Cameron’s comments all these years later about Bloody Sunday have reverberated across Ireland and Britain; indeed around the world. Here is part of what the young prime minister, not much more than a toddler when it happened, had to say:

“Mr. Speaker, I am deeply patriotic. I never want to believe anything bad about our country. I never want to call into question the behavior of our soldiers and our army who I believe to be the finest in the world.

“But the conclusions of this report are absolutely clear. There is no doubt. There is nothing equivocal. There are no ambiguities. What happened on Bloody Sunday was both unjustified and unjustifiable. It was wrong.”

The press and political reaction to Cameron’s words – and as much his tone – has been rather remarkable.

John Burns, writing from London for the Times, compared the words of reconciliation to what happened in South Africa upon the election of Nelson Mandela. Bono, whose U2 song Bloody Sunday helped bring the outrage – an a call for peace – to world attention, said with his speech Cameron had gone from “prime minister to statesman.” He called the speech “one of the most extraordinary days in the mottled history of the island of Ireland..”

One of the best things I’ve read about Cameron’s words and what they mean came from the pen of the fine Irish writer Colum McCann.
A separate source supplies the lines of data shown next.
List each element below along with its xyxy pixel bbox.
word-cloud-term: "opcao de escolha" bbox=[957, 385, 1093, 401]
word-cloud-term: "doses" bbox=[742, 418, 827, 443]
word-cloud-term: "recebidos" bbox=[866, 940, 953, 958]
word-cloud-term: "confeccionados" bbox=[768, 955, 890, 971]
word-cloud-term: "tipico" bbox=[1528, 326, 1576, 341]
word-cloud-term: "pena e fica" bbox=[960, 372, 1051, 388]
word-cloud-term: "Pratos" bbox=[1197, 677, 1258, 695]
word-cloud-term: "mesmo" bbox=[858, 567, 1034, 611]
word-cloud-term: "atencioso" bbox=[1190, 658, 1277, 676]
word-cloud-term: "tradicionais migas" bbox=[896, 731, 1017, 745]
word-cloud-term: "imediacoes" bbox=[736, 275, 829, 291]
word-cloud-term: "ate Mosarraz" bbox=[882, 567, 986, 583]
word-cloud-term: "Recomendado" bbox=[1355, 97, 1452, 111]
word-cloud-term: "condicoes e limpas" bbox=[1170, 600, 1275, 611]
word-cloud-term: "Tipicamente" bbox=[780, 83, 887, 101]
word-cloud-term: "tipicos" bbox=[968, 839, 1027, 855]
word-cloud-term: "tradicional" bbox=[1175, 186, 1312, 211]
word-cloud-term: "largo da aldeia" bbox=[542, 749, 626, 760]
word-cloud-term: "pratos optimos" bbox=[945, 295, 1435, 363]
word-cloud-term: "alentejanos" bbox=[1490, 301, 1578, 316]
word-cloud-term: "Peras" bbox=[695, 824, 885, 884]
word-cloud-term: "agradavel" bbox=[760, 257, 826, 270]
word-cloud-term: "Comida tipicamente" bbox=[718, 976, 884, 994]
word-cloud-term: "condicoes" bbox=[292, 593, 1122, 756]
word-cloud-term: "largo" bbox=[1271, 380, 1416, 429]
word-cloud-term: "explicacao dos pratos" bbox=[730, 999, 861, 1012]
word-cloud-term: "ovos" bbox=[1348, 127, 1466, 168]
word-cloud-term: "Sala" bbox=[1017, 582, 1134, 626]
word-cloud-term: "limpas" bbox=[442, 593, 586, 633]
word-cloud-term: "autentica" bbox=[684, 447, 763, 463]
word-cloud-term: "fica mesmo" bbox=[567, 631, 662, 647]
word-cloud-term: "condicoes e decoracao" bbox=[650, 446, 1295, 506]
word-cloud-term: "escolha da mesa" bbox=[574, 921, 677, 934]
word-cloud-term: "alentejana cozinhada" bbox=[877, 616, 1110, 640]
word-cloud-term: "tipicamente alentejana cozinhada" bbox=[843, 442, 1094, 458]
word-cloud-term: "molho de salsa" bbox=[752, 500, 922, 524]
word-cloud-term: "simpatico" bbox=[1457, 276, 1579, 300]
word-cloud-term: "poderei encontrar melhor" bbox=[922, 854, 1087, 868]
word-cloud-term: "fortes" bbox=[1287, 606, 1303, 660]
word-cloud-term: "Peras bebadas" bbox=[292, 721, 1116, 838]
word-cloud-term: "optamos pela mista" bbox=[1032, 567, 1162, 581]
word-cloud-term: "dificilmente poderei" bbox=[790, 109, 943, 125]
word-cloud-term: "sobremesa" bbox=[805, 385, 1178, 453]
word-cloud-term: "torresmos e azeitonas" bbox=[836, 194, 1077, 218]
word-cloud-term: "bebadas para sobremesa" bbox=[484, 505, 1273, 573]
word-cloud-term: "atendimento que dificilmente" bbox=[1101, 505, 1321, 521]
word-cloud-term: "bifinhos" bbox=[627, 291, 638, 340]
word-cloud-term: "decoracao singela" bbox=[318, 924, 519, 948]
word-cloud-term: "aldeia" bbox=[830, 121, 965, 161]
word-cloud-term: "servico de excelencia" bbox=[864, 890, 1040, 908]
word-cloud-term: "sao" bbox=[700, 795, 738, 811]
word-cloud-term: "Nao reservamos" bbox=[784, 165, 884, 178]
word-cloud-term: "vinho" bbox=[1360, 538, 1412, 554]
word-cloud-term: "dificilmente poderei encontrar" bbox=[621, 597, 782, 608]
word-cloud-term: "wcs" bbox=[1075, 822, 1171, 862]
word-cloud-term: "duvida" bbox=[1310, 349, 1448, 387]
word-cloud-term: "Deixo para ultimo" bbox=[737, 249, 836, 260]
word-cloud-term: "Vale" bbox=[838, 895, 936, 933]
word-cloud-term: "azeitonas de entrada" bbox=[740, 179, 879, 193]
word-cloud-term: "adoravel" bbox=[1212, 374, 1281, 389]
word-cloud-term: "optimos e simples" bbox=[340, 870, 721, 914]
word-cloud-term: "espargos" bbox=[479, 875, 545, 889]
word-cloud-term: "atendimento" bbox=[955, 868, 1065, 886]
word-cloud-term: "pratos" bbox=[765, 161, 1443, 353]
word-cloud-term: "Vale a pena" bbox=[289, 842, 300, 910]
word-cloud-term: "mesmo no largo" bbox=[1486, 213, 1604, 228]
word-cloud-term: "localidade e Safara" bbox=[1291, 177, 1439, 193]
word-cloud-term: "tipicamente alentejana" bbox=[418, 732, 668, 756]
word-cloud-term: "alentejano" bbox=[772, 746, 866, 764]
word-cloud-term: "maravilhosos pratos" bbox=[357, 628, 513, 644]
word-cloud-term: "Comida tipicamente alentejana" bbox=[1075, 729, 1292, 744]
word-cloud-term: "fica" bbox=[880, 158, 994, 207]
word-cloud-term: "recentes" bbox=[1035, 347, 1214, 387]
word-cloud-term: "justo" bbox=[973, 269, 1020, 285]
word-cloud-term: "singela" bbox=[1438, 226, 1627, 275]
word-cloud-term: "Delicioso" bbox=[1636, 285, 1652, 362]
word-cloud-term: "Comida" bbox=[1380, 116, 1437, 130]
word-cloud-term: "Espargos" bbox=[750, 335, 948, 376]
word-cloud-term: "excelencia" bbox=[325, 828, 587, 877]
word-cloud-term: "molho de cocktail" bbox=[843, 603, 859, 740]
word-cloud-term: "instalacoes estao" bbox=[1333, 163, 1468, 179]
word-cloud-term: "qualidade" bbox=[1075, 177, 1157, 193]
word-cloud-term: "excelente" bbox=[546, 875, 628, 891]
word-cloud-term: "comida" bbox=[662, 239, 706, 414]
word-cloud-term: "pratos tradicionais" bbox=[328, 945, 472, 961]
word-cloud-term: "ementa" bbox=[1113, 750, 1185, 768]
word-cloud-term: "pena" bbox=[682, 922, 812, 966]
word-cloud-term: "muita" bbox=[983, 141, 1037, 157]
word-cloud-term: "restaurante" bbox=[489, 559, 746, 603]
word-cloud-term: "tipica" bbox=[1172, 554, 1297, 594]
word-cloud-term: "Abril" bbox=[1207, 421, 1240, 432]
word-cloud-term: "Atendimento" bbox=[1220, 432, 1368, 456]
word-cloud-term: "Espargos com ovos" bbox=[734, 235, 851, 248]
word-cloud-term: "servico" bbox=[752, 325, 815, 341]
His book Let the Great World Spin won the National Book Award for fiction last year. Writing at the Daily Beast, McCann noted that Cameron’s apology came one day before Bloomsday, the one day in the Dublin life of James Joyce’s character Leopold Bloom celebrated in Ulysses.
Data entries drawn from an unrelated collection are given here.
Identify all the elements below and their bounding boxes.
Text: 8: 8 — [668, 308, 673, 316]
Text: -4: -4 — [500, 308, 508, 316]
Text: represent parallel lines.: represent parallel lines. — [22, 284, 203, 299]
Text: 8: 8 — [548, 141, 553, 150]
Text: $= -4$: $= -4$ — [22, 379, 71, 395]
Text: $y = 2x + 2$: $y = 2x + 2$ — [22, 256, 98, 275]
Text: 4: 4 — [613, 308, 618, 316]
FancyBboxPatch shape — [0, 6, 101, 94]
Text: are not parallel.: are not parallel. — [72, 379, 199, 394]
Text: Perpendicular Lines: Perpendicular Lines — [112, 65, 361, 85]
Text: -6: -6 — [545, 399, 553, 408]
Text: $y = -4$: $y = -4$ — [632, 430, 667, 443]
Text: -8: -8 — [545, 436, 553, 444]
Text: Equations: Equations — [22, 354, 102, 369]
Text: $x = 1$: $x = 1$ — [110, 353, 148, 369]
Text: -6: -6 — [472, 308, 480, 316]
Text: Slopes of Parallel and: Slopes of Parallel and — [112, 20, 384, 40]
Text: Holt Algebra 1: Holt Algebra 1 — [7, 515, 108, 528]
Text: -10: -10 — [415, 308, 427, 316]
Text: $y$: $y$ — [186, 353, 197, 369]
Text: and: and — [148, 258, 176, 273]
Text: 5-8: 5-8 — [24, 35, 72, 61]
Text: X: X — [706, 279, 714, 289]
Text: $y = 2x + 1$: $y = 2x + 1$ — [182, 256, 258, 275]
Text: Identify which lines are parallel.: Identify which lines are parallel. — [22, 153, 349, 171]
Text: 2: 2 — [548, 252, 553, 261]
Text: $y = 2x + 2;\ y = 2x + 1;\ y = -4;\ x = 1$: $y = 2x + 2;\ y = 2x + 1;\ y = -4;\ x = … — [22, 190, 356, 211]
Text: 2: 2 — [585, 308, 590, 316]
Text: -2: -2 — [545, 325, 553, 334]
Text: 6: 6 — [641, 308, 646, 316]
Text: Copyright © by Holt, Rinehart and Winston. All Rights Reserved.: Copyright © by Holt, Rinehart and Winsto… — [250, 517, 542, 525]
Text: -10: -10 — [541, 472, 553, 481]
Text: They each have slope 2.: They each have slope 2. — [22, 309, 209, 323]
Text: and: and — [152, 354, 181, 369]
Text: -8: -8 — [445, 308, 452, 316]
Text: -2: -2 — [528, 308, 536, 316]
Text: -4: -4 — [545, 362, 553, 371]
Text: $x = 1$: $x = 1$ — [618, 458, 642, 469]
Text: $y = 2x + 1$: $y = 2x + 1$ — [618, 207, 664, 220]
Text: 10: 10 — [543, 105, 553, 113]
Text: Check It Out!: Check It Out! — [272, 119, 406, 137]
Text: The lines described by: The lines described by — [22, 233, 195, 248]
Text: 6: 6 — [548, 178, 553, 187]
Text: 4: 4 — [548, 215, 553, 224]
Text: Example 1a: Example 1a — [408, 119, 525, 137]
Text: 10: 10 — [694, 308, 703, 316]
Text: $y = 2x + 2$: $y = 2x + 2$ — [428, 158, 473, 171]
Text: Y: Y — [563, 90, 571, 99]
McCann, with an Irishman’s ear for the telling phrase, wrote: “Let’s take the apology. Let’s celebrate it. A wound was acknowledged. A further grief was stared into oblivion. It is, in its way, its own piece of literature. It was almost as if Anna Akhmatova had stepped in alongside the questioning (Leopold) Bloom to say—as she does in one of her poems—“You’re many years late, how glad I am to see you.”

How much good can be done to say “we were wrong?” How much healing can come from “I’m sorry…I apologize?”

In the long, bloody history of the last century, we have much – in our nation and in every nation – to regret and to acknowledge as wrong. Doing it requires so little, but it can mean so much. Maybe it is the start to understanding…and peace.